Protecting. Defending. Delivering.
The Club has been involved in three landmark cases that have shaped the industry: Res Cogitans, Rainy Sky, and Golden Victory.
Litigation can be costly and, if unsuccessful, can involve paying not only your own legal costs but those of your opponents.
We have a long history of supporting our Members in many jurisdictions, regardless of the complexity or cost of their disputes.
Explore these case studies to learn more about how the UK Defence Club supports our Members to achieve the right outcome for them.
1. Charterparty and IMO 2020 dispute – the introduction of new regulations in early 2020 was aimed by the IMO at reducing air pollution and the environmental impact of shipping. Compliance with the new regulations generated a number of disputes, including one for our Member where the shipowner argued that, under bespoke terms in the charterparty, it was the charterer’s responsibility to install scrubbers.
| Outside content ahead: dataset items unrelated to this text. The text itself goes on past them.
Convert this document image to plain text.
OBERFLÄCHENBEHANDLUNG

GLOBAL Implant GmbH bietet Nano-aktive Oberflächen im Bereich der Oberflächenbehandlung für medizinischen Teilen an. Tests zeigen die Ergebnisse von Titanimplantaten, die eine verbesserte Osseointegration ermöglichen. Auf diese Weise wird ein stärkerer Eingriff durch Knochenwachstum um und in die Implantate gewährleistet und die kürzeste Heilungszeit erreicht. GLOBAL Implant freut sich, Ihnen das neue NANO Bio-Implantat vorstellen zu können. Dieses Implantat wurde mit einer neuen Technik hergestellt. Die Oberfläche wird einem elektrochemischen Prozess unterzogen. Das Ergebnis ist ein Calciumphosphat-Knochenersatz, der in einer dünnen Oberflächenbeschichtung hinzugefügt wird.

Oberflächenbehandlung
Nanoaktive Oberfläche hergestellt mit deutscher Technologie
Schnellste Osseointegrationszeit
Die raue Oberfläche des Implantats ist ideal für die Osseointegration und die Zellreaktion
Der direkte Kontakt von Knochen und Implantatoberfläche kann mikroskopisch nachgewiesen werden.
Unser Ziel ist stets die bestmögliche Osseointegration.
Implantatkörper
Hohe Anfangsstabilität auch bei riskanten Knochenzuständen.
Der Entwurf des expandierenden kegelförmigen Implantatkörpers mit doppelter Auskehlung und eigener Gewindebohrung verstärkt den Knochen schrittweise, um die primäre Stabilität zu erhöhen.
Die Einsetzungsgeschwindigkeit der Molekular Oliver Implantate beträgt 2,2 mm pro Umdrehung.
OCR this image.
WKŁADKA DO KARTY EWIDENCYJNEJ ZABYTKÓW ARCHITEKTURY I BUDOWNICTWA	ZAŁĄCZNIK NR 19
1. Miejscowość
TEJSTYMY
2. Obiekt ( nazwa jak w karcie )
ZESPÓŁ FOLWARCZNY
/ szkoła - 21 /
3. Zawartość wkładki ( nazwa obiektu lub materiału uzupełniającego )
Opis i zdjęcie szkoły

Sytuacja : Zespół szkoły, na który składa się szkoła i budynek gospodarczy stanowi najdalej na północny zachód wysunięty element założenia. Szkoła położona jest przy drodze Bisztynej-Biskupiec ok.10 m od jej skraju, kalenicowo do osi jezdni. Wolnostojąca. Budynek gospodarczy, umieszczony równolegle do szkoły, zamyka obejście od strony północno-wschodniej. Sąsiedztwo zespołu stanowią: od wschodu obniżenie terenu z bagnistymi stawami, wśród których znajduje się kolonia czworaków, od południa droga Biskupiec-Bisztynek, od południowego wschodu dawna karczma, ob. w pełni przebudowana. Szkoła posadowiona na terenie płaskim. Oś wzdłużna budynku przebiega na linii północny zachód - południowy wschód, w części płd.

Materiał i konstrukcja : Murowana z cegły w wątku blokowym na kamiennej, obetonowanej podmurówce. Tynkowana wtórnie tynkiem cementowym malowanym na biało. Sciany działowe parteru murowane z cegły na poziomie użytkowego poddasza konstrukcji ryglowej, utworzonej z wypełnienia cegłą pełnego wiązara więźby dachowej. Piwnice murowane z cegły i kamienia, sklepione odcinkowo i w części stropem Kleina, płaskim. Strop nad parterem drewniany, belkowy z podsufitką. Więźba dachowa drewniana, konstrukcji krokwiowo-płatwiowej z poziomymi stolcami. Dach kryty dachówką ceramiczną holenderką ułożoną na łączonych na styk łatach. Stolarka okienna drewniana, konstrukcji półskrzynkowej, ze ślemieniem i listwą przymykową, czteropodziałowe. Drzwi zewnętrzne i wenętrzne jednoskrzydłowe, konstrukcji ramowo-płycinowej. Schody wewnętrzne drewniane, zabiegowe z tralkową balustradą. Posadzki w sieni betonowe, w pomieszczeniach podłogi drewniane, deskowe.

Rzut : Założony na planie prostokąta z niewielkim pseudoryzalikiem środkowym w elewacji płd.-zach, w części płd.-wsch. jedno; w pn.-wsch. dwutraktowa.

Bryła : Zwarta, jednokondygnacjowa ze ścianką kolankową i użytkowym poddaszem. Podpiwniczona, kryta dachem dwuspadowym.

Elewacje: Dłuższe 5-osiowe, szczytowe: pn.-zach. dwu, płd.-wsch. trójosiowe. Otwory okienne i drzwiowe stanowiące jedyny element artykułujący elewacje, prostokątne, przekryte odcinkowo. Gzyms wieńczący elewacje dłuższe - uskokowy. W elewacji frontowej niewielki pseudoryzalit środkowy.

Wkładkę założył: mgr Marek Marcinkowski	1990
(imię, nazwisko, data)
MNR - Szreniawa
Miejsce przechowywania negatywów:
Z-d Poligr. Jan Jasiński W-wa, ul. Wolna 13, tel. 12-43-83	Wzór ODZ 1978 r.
The Club supported the case and the tribunal held that the terms of the specific charter meant the compliance obligation rested with the owner.
2. Time charter dispute – Following the completion of a time charter, our Member demanded the return of the tanker they owned. The charterer refused while negotiations continued for a further charter and declined to pay any hire charges for the time between the first charter period and a new one. The Club supported the owner Member through successful London arbitration proceedings where costs in excess of $300,000 were incurred.
3, Breech of redelivery agreement – Our Member was the owner of an offshore unit seeking monies from a charterer following redelivery at the end of a long-term charterparty. The case incurred fees that approached $1m but, with Club support, our Member was awarded multi-million dollar damages at tribunal and costs were recovered.
4. Collision during discharge operations – A vessel with parted lines struck our Member’s container ship that was safely moored alongside during discharge operations. The Club supported our Member’s claim against the owner of the other ship before the local court and, ultimately, the dispute was settled by means of a mediation with a substantive recovery for the Member.
5. Defects during shipbuilding – Our Member was having two new container ships built but became aware of serious welding defects in the construction. With the assistance and support of the Club the Member appointed independent welding and metallurgical specialists to inspect and examine the condition of the welds. The yard would not co-operate, so the Member commenced London arbitration proceedings that resulted in a settlement on a commercial basis with very substantial damages and a large cost recovery.
6. Shipyard insolvency – Our Member had agreed several contracts with a shipyard and paid instalments towards the contract price. These payments were protected by bank guarantees arranged by the shipyard, but these had not anticipated the yard entering statutory insolvency protection. When this did happen, our Member sought payment from the guarantees only to find the bank arguing that under a strict interpretation the insolvency scenario was not covered. We supported our Member to take the case to the UK Supreme Court which applied a “commercial common sense” approach of what a reasonable person would have expected the parties to have intended in their drafting and held that insolvency fell within the scope of the guarantees.
7. Hire status during piracy event – The Club supported a Member to bring a case to the English High Court to establish whether a ship detained by pirates would still be considered as on hire. In this case, the charterer had placed the ship off hire while it was detained but the court disagreed that such an event qualified for the off hire clause and therefore the ship remained on hire while held hostage by pirates.